W wywiadzie dla Dynamo.kiev.ua, pomocnik Dnipro-1 Bohdan Lednev podzielił się swoimi oczekiwaniami co do meczu ze swoją byłą drużyną, Dynamem Kijów, który odbędzie się w najbliższą sobotę w Dnipro w ramach 26. kolejki mistrzostw Ukrainy.
- Dnipro-1 nie wygrało trzech meczów z rzędu. Z czego to wynika?
- Myślę, że to była zła passa, ponieważ w dwóch z trzech meczów wygraliśmy w trakcie spotkania. Wygraliśmy 2:0 z Zoryą i straciliśmy rzut wolny przeciwko Metalistowi 1925 w ostatniej wyrównanej minucie meczu. Uważam, że w tych trzech meczach nikt nas nie pokonał.
- Biorąc pod uwagę obecną sytuację w turnieju, jaki jest teraz cel Dnipro-1 w lidze?

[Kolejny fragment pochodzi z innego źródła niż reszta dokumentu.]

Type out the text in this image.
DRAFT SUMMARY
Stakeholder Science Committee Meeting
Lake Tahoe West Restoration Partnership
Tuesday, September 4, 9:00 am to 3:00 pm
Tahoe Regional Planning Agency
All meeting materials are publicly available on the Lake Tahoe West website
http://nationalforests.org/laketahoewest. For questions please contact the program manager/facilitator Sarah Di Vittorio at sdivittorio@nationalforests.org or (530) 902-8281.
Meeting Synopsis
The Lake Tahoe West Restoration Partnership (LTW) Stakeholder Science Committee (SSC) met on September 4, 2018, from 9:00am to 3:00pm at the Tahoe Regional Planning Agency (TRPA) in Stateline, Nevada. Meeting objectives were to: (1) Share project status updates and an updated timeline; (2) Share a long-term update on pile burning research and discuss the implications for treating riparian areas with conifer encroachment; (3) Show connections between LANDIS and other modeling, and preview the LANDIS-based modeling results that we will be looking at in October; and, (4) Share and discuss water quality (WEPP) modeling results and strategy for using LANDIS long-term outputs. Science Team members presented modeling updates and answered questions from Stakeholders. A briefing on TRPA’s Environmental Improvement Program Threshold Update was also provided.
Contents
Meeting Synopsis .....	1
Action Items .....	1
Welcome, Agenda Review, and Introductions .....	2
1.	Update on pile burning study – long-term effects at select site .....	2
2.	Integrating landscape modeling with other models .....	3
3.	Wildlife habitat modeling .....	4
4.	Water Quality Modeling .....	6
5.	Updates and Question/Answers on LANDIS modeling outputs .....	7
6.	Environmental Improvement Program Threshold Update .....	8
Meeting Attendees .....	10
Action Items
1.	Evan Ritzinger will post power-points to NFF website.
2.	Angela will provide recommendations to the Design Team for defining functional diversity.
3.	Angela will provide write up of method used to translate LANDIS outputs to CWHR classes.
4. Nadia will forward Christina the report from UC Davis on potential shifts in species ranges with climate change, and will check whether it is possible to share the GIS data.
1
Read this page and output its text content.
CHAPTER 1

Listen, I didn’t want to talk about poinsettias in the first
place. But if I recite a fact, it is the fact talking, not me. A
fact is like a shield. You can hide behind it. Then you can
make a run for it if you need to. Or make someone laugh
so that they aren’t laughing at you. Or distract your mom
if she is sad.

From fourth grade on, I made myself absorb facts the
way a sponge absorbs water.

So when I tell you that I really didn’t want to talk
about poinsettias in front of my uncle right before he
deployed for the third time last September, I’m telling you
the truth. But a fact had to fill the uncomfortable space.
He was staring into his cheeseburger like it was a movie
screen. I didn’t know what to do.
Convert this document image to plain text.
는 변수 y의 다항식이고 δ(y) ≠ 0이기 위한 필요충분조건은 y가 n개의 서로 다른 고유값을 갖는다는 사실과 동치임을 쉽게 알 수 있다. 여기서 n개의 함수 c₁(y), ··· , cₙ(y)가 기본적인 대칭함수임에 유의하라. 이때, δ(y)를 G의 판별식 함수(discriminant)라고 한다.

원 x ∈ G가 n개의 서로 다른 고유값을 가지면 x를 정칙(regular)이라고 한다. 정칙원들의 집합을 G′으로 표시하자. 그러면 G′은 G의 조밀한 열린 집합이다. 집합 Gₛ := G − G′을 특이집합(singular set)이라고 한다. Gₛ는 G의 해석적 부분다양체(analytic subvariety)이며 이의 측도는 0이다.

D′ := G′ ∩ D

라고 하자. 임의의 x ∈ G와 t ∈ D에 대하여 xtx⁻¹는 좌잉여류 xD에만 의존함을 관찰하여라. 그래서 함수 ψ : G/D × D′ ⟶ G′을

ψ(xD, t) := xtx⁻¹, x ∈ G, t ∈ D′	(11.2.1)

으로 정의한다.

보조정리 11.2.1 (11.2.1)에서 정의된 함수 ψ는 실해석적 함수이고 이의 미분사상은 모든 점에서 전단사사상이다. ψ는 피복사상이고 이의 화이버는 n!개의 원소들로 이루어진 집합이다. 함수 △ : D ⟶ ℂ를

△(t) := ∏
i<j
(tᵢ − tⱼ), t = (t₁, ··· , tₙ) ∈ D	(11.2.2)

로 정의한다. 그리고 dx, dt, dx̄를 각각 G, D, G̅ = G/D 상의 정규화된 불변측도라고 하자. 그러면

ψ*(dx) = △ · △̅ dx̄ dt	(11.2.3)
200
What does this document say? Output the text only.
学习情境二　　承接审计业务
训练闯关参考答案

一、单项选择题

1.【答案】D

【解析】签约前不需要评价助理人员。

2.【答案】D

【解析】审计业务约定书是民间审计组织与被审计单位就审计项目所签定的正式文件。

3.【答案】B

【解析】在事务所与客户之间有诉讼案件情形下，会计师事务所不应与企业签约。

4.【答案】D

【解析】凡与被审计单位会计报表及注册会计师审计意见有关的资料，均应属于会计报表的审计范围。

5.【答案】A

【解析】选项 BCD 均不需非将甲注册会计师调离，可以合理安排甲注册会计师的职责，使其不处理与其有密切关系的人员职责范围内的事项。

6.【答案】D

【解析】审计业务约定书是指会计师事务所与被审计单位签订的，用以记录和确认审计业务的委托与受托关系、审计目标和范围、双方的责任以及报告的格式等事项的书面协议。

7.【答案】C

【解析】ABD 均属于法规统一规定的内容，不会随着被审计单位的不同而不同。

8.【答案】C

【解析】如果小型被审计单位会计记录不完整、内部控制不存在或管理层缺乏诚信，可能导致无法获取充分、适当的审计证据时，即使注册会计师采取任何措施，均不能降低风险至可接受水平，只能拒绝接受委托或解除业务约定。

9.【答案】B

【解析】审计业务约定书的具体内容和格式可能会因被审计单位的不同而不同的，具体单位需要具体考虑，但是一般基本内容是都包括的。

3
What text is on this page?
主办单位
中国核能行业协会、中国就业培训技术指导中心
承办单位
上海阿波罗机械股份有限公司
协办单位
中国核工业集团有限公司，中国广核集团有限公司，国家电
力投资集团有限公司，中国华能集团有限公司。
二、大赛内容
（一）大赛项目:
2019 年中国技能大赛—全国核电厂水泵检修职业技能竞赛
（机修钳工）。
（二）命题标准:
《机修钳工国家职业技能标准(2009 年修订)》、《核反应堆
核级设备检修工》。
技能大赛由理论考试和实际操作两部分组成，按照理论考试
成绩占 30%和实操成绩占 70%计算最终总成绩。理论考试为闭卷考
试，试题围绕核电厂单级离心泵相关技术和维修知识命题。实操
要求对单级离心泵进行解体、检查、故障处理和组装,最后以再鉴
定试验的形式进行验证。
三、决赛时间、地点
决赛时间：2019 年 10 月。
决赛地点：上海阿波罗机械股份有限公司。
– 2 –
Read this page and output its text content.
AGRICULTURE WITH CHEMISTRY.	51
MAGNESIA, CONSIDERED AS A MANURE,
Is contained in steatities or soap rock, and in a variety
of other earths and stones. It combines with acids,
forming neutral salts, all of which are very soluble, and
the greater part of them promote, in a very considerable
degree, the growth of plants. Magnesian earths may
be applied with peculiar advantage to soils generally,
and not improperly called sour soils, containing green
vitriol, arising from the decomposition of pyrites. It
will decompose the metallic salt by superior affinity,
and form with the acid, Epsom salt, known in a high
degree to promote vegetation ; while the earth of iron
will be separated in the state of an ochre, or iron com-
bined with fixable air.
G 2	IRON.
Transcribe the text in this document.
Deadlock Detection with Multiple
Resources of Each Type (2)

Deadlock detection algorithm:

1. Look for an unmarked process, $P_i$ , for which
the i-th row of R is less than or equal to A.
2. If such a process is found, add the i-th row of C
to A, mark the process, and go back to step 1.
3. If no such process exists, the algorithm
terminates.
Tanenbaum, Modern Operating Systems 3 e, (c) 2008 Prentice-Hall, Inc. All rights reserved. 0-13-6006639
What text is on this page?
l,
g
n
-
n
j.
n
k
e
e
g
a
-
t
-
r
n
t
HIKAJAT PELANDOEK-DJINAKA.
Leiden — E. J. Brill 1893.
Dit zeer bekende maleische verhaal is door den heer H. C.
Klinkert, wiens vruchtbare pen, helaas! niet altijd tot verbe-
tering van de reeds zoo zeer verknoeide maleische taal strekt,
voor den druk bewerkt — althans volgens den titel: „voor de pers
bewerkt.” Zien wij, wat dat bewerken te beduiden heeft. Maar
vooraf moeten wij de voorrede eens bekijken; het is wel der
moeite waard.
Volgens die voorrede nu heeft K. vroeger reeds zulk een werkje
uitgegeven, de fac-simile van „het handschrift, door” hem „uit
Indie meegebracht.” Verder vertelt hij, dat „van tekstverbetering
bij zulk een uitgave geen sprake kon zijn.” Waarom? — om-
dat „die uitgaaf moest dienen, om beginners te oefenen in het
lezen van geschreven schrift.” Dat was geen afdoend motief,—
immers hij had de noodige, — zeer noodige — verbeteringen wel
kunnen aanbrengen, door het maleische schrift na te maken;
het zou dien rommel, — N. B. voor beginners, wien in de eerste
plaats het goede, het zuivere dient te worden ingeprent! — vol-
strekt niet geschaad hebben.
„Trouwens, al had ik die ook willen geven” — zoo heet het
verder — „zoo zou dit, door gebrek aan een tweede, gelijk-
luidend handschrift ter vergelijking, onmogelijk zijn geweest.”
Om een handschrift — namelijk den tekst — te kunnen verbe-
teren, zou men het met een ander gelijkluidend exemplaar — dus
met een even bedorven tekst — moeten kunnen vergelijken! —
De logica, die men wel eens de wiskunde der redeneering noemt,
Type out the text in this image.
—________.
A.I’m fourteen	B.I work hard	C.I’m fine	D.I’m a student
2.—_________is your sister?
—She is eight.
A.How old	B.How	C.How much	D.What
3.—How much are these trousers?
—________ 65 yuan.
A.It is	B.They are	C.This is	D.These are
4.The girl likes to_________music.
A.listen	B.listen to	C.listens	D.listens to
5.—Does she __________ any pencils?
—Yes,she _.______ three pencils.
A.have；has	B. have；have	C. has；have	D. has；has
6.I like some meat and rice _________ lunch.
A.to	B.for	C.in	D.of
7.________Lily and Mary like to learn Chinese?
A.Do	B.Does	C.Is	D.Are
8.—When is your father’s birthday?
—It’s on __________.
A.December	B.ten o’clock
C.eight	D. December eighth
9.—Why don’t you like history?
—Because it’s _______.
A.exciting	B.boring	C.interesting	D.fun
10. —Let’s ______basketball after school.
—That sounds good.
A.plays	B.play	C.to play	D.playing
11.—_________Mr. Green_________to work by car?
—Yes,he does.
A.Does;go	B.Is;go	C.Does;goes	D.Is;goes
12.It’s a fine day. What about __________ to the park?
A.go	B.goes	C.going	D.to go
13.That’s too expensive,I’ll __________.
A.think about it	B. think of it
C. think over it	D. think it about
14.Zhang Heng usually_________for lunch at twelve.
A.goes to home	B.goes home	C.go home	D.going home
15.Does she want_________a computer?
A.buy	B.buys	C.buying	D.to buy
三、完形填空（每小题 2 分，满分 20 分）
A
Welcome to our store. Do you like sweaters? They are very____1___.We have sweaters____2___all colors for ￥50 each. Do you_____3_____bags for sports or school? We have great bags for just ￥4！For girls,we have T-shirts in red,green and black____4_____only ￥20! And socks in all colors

- Nasze zadanie się nie zmieniło - jest nim zakwalifikowanie się do europejskich pucharów. Przed nami jeszcze wiele meczów, w tym wiele pojedynków bezpośrednich, w których postaramy się zdobyć jak najwięcej punktów.
- Jak oceniasz grę Dynama w ostatnich meczach?
- Drużyna jest w dobrej formie. W ostatnim meczu ligowym, przeciwko Polissii, odnieśli przekonujące zwycięstwo 3:0. Oczekujemy więc ciekawego i emocjonującego meczu.
- Jak zareagowałeś na rozmowy o przeniesieniu meczu z Dynamem do Kijowa?
- Nie bardzo. Zwłaszcza, że ta kwestia została szybko rozwiązana.
-Jak wyjątkowy, a może nawet fundamentalny, będzie dla Ciebie nadchodzący mecz z Dynamem?
- Oczywiście, dla każdego zawodnika mecze przeciwko swojemu byłemu klubowi są wyjątkowe.